Tout être, au fond de son cœur, ne désire-t-il pas pouvoir mieux aimer ? Certains le nient — car, sans même s’en rendre compte, ils ne peuvent même plus y croire. Ils ont renoncé. Mais qui au fond de son cœur ne voudrait pas sortir de la haine et du ressentiment, mais aussi plus simplement de l’isolement, du sentiment d’être incompris, mal-aimé, voire à jamais in-aimable ? Ne souhaitent-ils pas retrouver un lien avec le monde entier, un lieu authentique, qui ne repose pas sur la peur et le régime des perversions ordinaires que la peur entraîne ? Enfin ne plus chercher à entrer en rapport aux autres dans un but quelconque — commercial ou sexuel, de confirmation de soi ou de simple manipulation ! Enfin parler et se rencontrer. Enfin laisser ouverte l’aspiration profonde du cœur d’aller au-delà de l’envers des choses.

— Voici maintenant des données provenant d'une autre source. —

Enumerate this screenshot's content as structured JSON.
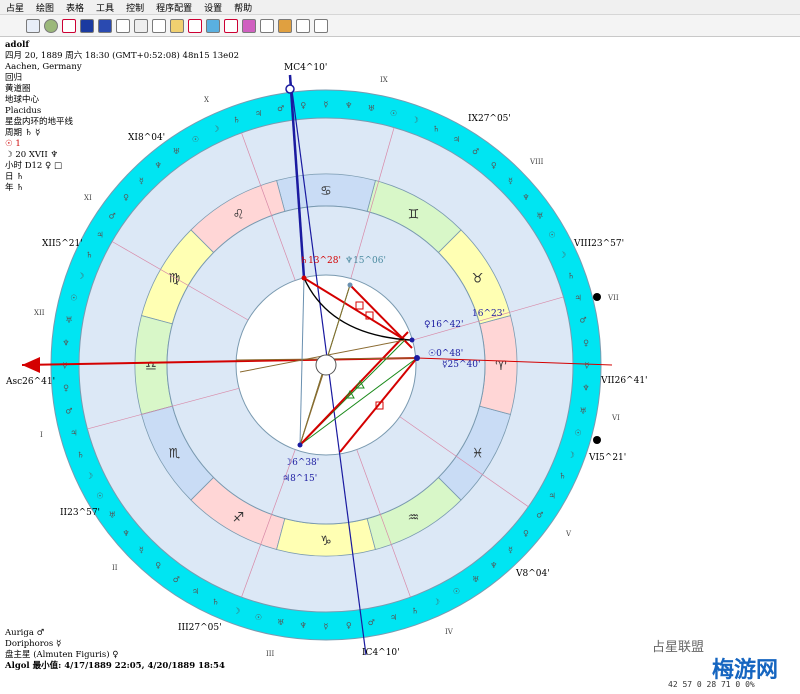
{
  "menu": [
    "占星",
    "绘图",
    "表格",
    "工具",
    "控制",
    "程序配置",
    "设置",
    "帮助"
  ],
  "header": {
    "name": "adolf",
    "datetime": "四月 20, 1889 周六 18:30 (GMT+0:52:08) 48n15 13e02",
    "place": "Aachen, Germany"
  },
  "info_lines": [
    "回归",
    "黄道圈",
    "地球中心",
    "Placidus",
    "星盘内环的地平线",
    "周期 ♄ ☿",
    "☉ 1",
    "☽ 20 XVII ♆",
    "小时 D12 ♀ □",
    "日 ♄",
    "年 ♄"
  ],
  "bottom": {
    "line1": "Auriga ♂",
    "line2": "Doriphoros ☿",
    "line3": "盘主星 (Almuten Figuris) ♀",
    "algol": "Algol 最小值: 4/17/1889 22:05,  4/20/1889 18:54"
  },
  "watermark": "占星联盟",
  "watermark2": "梅游网",
  "corner_text": "42 57 0  28 71 0  0%",
  "houses": {
    "MC": "MC4^10'",
    "IX": "IX27^05'",
    "VIII": "VIII23^57'",
    "VII": "VII26^41'",
    "VI": "VI5^21'",
    "V": "V8^04'",
    "IC": "IC4^10'",
    "III": "III27^05'",
    "II": "II23^57'",
    "Asc": "Asc26^41'",
    "XII": "XII5^21'",
    "XI": "XI8^04'"
  },
  "house_numerals": [
    "IX",
    "VIII",
    "VII",
    "VI",
    "V",
    "IV",
    "III",
    "II",
    "I",
    "XII",
    "XI",
    "X"
  ],
  "planet_labels": {
    "saturn": "♄13^28'",
    "neptune": "♆15^06'",
    "venus": "♀16^42'",
    "mercury2": "16^23'",
    "sun": "☉0^48'",
    "mercury": "☿25^40'",
    "moon": "☽6^38'",
    "jupiter": "♃8^15'"
  },
  "colors": {
    "outer_ring": "#00e5f2",
    "inner_bg": "#dce8f6",
    "fire": "#ffd6d6",
    "earth": "#ffffb3",
    "air": "#d8f7c8",
    "water": "#c9dcf5",
    "red_line": "#d40000",
    "blue_line": "#1a1aa0"
  }
}
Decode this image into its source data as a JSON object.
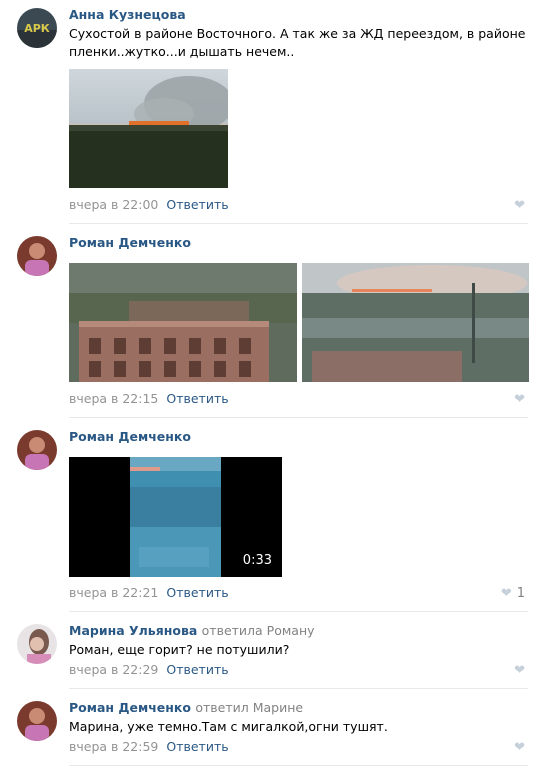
{
  "comments": [
    {
      "author": "Анна Кузнецова",
      "reply_to": "",
      "text": "Сухостой в районе Восточного. А так же за ЖД переездом, в районе пленки..жутко...и дышать нечем..",
      "time": "вчера в 22:00",
      "reply_label": "Ответить",
      "likes": ""
    },
    {
      "author": "Роман Демченко",
      "reply_to": "",
      "text": "",
      "time": "вчера в 22:15",
      "reply_label": "Ответить",
      "likes": ""
    },
    {
      "author": "Роман Демченко",
      "reply_to": "",
      "text": "",
      "time": "вчера в 22:21",
      "reply_label": "Ответить",
      "likes": "1",
      "video_duration": "0:33"
    },
    {
      "author": "Марина Ульянова",
      "reply_to": "ответила Роману",
      "text": "Роман, еще горит? не потушили?",
      "time": "вчера в 22:29",
      "reply_label": "Ответить",
      "likes": ""
    },
    {
      "author": "Роман Демченко",
      "reply_to": "ответил Марине",
      "text": "Марина, уже темно.Там с мигалкой,огни тушят.",
      "time": "вчера в 22:59",
      "reply_label": "Ответить",
      "likes": ""
    }
  ],
  "avatars": {
    "anna_text": "АРК"
  },
  "colors": {
    "link": "#2a5885",
    "meta": "#939393",
    "separator": "#e7e8ec",
    "like_icon": "#c5d0db"
  },
  "icons": {
    "like": "heart-icon"
  }
}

Deux visages de la méditation : l’attention ouverte et la bienveillance
La méditation est une clef qui ouvre la porte de ce cœur vivant.
En effet, la méditation de l’attention ouverte n’est pas seulement une façon de
se poser dans le présent, de découvrir le contraste entre le bavardage mental
et la réalité mais elle est aussi un acte d’amour radical : entrer en rapport à
soi sans se juger, se donner le droit d’être, se rendre avec bienveillance
disponible à tout ce qui est, éprouver la dignité de tout être humain —
n’est-ce pas cela le sens le plus authentique de l’amour ?
Aimer implique en effet au premier chef de retrouver l’espace ouvert de la
présence, d’une présence non manipulée et non manipulable.
Aujourd’hui, la méditation est réduite à un outil contre le stress — mot
fourre-tout aussi vague que trompeur. Car dès lors comment comprendre la
manière dont elle nous permet de dé-couvrir cette présence où tout se met enfin
à chanter et retrouver son harmonie native ?
A côté de la méditation de l’attention ouverte — qui est au cœur
de la transmission déployée dans l’Ecole Occidentale — il existe des pratiques
spécifiques qui visent à cultiver un sens de bienveillance et d’amour
(présentées à la fin du coffret Audiolib 12
Méditations pour s’ouvrir à soi et aux autres). Ce sont elles qui
sont au cœur de la deuxième partie du séminaire d’été que je peux alors, enfin,
présenter dans toute leur ampleur.
Ma conviction est que nous avons absolument besoin de ces deux visages de la
méditation et j’aurais au cours des mois et des années à venir à essayer de le
montrer plus avant.
L’amour est un chemin
Le phénomène est frappant. Il existe un véritable chemin pour
apprendre à s’ouvrir, pour surmonter la peur et le ressentiment, et toutes les
manières tordues que nous avons souvent adoptées comme malgré nous. Telle est
la raison d’être de la méditation de l’amour bienveillant.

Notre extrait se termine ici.